Dari cerita di atas yang jadi masalah bukan sandal jepit baru kang Paimin, tetapi ada dua permasalahan yang jauh lebih besar dari pada sandal jepit kang Paimin. Yaitu yang pertama perbuatan keji dan yang kedua tidak menutup kemungkinan seseorang yang menukar sandal jepit kang Paimin adalah salah satu jama’ah sholat jum’at di masjid tempat kang Paimin sholat Jum’at. Itu artinya orang tersebut juga habis melaksanakan sholat Jum’at. Suatu kejadian yang ironis ketika kita hubungkan cerita tersebut dengan firman Allah di surat Al-ankabut ayat 45 di atas. Kalau kita mau membuka jendela informasi kita baik melalui Koran, televisi, radi, internet dan lain-lain, bukan masalah sandal jepit kang Paimin yang akan kita temukan tetapi sesuatu kekejian yang lebih besar. Suatu missal korupsi, kolusi yang sepertinya sudah jadi budaya negeri ini, dan lebih banyak lagi. Kesemua kekejian itu tidak menutup kemungkinan di lakukan oleh orang-orang yang bisa di katakana sholat lima waktu juga tertib.

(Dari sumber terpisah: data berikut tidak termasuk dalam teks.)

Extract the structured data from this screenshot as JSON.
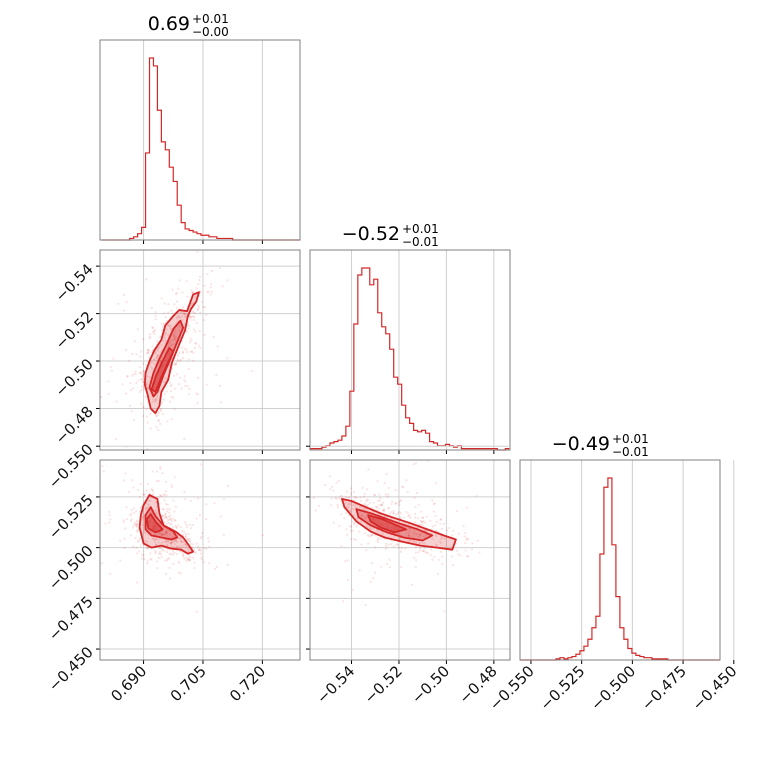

Sudah begitu kurang ajarkah kita sehingga melakukan tiga hal yang bertentangan, keji, mungkar dan sholat jadi satu dalam diri kita, atau memang sholat kita yang belum di definisikan sholat yang benar. Sehingga kita tidak mendapatkan power dari sholat kita untuk melawan bisikan setan agar kita melaksanakan perbuatan yang keji dan mungkar. Sering kali raga kita melakukan sholat tapi hati dan pikiran kita jauh melayang, bukannya mengingat keagungan Allah SWT tetapi justru bisnis kita, karier kita, ternak kita, sekolah kita bahkan mungkin pacar kita. Pertanyaannya, bisakah kita menghadirkan kekuatan sholat di setiap desah nafas dan langkah kita untuk terhindar dari perbuatan kjeji dan mungkar dengan kwalitas sholat seperti itu?

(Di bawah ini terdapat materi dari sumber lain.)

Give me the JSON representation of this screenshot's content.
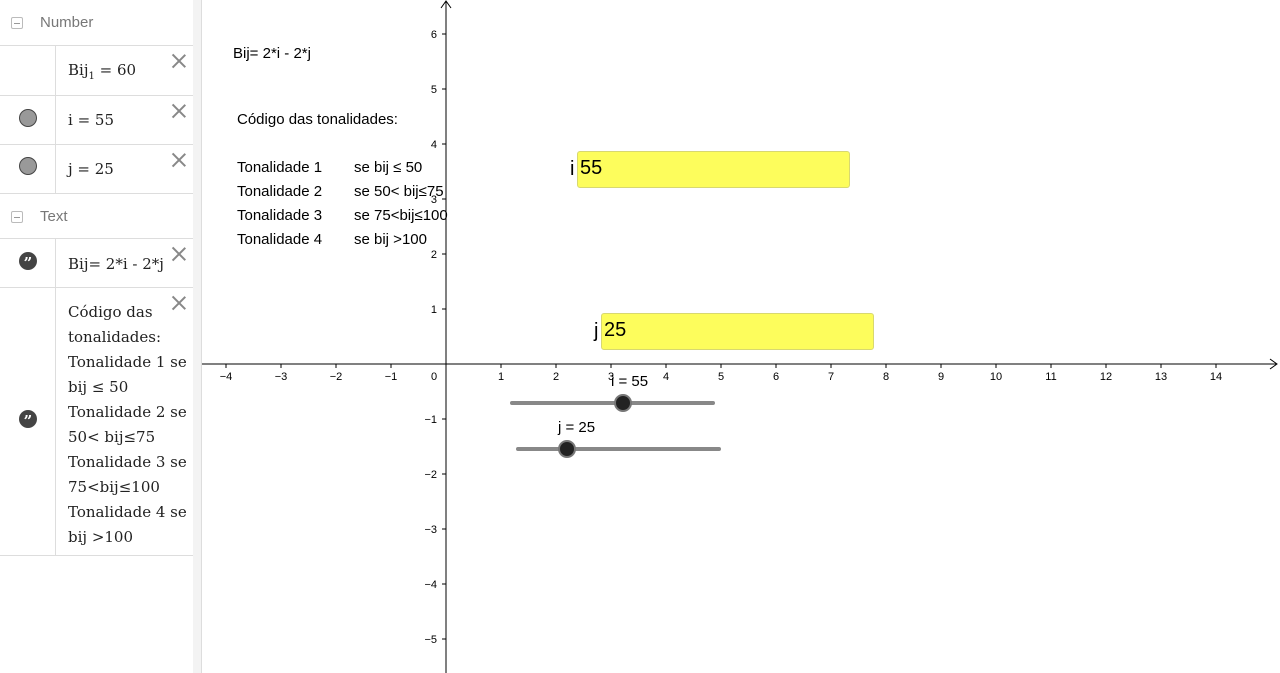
{
  "algebra": {
    "groups": [
      {
        "label": "Number"
      },
      {
        "label": "Text"
      }
    ],
    "number_items": [
      {
        "name": "Bij",
        "subscript": "1",
        "rest": " = 60"
      },
      {
        "text": "i = 55"
      },
      {
        "text": "j = 25"
      }
    ],
    "text_items": [
      {
        "text": "Bij= 2*i - 2*j"
      },
      {
        "lines": [
          "Código das",
          "tonalidades:",
          "Tonalidade 1 se",
          "bij ≤ 50",
          "Tonalidade 2 se",
          "50< bij≤75",
          "Tonalidade 3 se",
          "75<bij≤100",
          "Tonalidade 4 se",
          "bij >100"
        ]
      }
    ]
  },
  "graphics": {
    "formula": "Bij= 2*i - 2*j",
    "code_title": "Código das tonalidades:",
    "tonalities": [
      {
        "name": "Tonalidade 1",
        "rule": "se bij ≤ 50"
      },
      {
        "name": "Tonalidade 2",
        "rule": "se 50< bij≤75"
      },
      {
        "name": "Tonalidade 3",
        "rule": "se 75<bij≤100"
      },
      {
        "name": "Tonalidade 4",
        "rule": "se bij >100"
      }
    ],
    "input_i": {
      "label": "i",
      "value": "55"
    },
    "input_j": {
      "label": "j",
      "value": "25"
    },
    "slider_i": {
      "label": "i = 55",
      "fraction": 0.55
    },
    "slider_j": {
      "label": "j = 25",
      "fraction": 0.25
    },
    "x_ticks": [
      "−4",
      "−3",
      "−2",
      "−1",
      "0",
      "1",
      "2",
      "3",
      "4",
      "5",
      "6",
      "7",
      "8",
      "9",
      "10",
      "11",
      "12",
      "13",
      "14"
    ],
    "y_ticks_pos": [
      "1",
      "2",
      "3",
      "4",
      "5",
      "6"
    ],
    "y_ticks_neg": [
      "−1",
      "−2",
      "−3",
      "−4",
      "−5"
    ]
  },
  "colors": {
    "input_fill": "#fdfd5c",
    "axis": "#000000"
  }
}
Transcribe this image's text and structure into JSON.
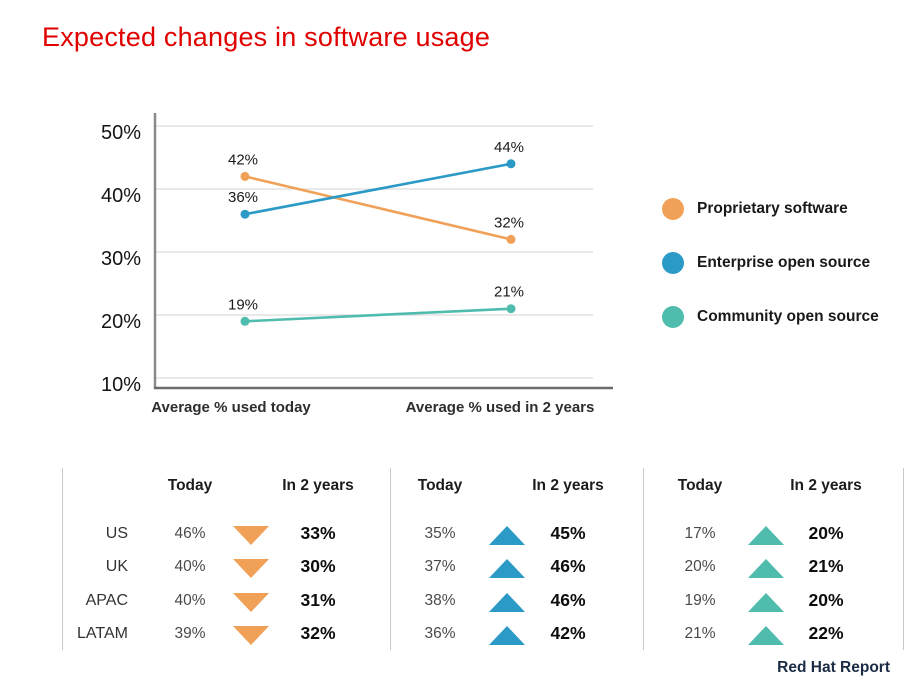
{
  "title": "Expected changes in software usage",
  "footer": "Red Hat Report",
  "accent_color": "#e00000",
  "chart_data": {
    "type": "line",
    "title": "Expected changes in software usage",
    "categories": [
      "Average % used today",
      "Average % used in 2 years"
    ],
    "series": [
      {
        "name": "Proprietary software",
        "color": "#f0a157",
        "values": [
          42,
          32
        ],
        "labels": [
          "42%",
          "32%"
        ]
      },
      {
        "name": "Enterprise open source",
        "color": "#2b9ac6",
        "values": [
          36,
          44
        ],
        "labels": [
          "36%",
          "44%"
        ]
      },
      {
        "name": "Community open source",
        "color": "#4fbcae",
        "values": [
          19,
          21
        ],
        "labels": [
          "19%",
          "21%"
        ]
      }
    ],
    "y_axis": [
      {
        "label": "50%",
        "value": 50
      },
      {
        "label": "40%",
        "value": 40
      },
      {
        "label": "30%",
        "value": 30
      },
      {
        "label": "20%",
        "value": 20
      },
      {
        "label": "10%",
        "value": 10
      }
    ],
    "ylim": [
      10,
      50
    ],
    "grid": true,
    "legend_position": "right"
  },
  "tables": [
    {
      "series": "Proprietary software",
      "trend": "down",
      "color": "#f0a157",
      "headers": {
        "today": "Today",
        "in2years": "In 2 years"
      },
      "rows": [
        {
          "region": "US",
          "today": "46%",
          "in2years": "33%"
        },
        {
          "region": "UK",
          "today": "40%",
          "in2years": "30%"
        },
        {
          "region": "APAC",
          "today": "40%",
          "in2years": "31%"
        },
        {
          "region": "LATAM",
          "today": "39%",
          "in2years": "32%"
        }
      ]
    },
    {
      "series": "Enterprise open source",
      "trend": "up",
      "color": "#2b9ac6",
      "headers": {
        "today": "Today",
        "in2years": "In 2 years"
      },
      "rows": [
        {
          "today": "35%",
          "in2years": "45%"
        },
        {
          "today": "37%",
          "in2years": "46%"
        },
        {
          "today": "38%",
          "in2years": "46%"
        },
        {
          "today": "36%",
          "in2years": "42%"
        }
      ]
    },
    {
      "series": "Community open source",
      "trend": "up",
      "color": "#4fbcae",
      "headers": {
        "today": "Today",
        "in2years": "In 2 years"
      },
      "rows": [
        {
          "today": "17%",
          "in2years": "20%"
        },
        {
          "today": "20%",
          "in2years": "21%"
        },
        {
          "today": "19%",
          "in2years": "20%"
        },
        {
          "today": "21%",
          "in2years": "22%"
        }
      ]
    }
  ]
}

Yang jelas firman Allah dalam surat Al-ankabut ayat 45 di atas pasti benar bahkan tidak ada satu orangpun yang boleh meragukannya. Kalaupun kita masih melakukan perbuatan keji dan mungkar sedangkan kita sudah melaksanakan sholat lima waktu. Ada kemungkinan kwalitas sholat kita yang masih rendah, sehingga seolah-olah sholat hanyalah aktivitas fisik raga kita sedangkan kita masih terlalu asyik dengan nafsu duniawi. Mungkin inilah yang menjadikan kita tidak mendapatkan kekuatan dari sholat agar kita terhindar dari perbuatan keji dan mungkar.

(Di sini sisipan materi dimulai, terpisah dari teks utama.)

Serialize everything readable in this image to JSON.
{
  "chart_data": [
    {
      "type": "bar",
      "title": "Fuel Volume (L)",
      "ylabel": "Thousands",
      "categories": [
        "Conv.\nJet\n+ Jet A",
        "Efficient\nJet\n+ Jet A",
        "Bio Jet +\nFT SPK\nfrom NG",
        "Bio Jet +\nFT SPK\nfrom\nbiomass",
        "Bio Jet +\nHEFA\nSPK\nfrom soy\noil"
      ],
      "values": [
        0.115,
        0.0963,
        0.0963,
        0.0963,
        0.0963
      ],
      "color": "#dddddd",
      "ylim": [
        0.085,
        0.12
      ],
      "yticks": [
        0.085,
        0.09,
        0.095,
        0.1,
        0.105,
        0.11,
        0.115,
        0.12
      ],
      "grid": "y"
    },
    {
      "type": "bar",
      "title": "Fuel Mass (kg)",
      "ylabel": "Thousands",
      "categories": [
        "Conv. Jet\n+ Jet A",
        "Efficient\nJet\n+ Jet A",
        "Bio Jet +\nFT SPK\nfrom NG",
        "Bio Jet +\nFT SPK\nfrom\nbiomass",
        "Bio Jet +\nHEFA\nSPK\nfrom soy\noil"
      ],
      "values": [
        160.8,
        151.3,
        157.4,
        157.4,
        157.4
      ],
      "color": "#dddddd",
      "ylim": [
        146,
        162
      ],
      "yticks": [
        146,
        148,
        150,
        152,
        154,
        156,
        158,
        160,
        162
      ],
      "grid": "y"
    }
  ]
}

Sujujurnya saya pribadi masih terlalu goblok untuk menjalankan sholat secara benar, baik sholat raga maupun hati lebih-lebih sholat di setiap desah nafas dan lahkah kita dalam kehidupan sehari-hari. Tetapi apa salahnya kalau kita belajar dan berproses dari sekarang tentang sholat yang sebenarnya agar kita tercegah dari perbuatan keji dan mungkar. Mudah-mudahan Allah SWT selalu mengampuni kekhilafan kita dan memberikan hidayah dan maunahNya kepada semua hambaNya yang selalu berusaha mendekatkan diri kepadaNya. Amien…..wallahua’lam.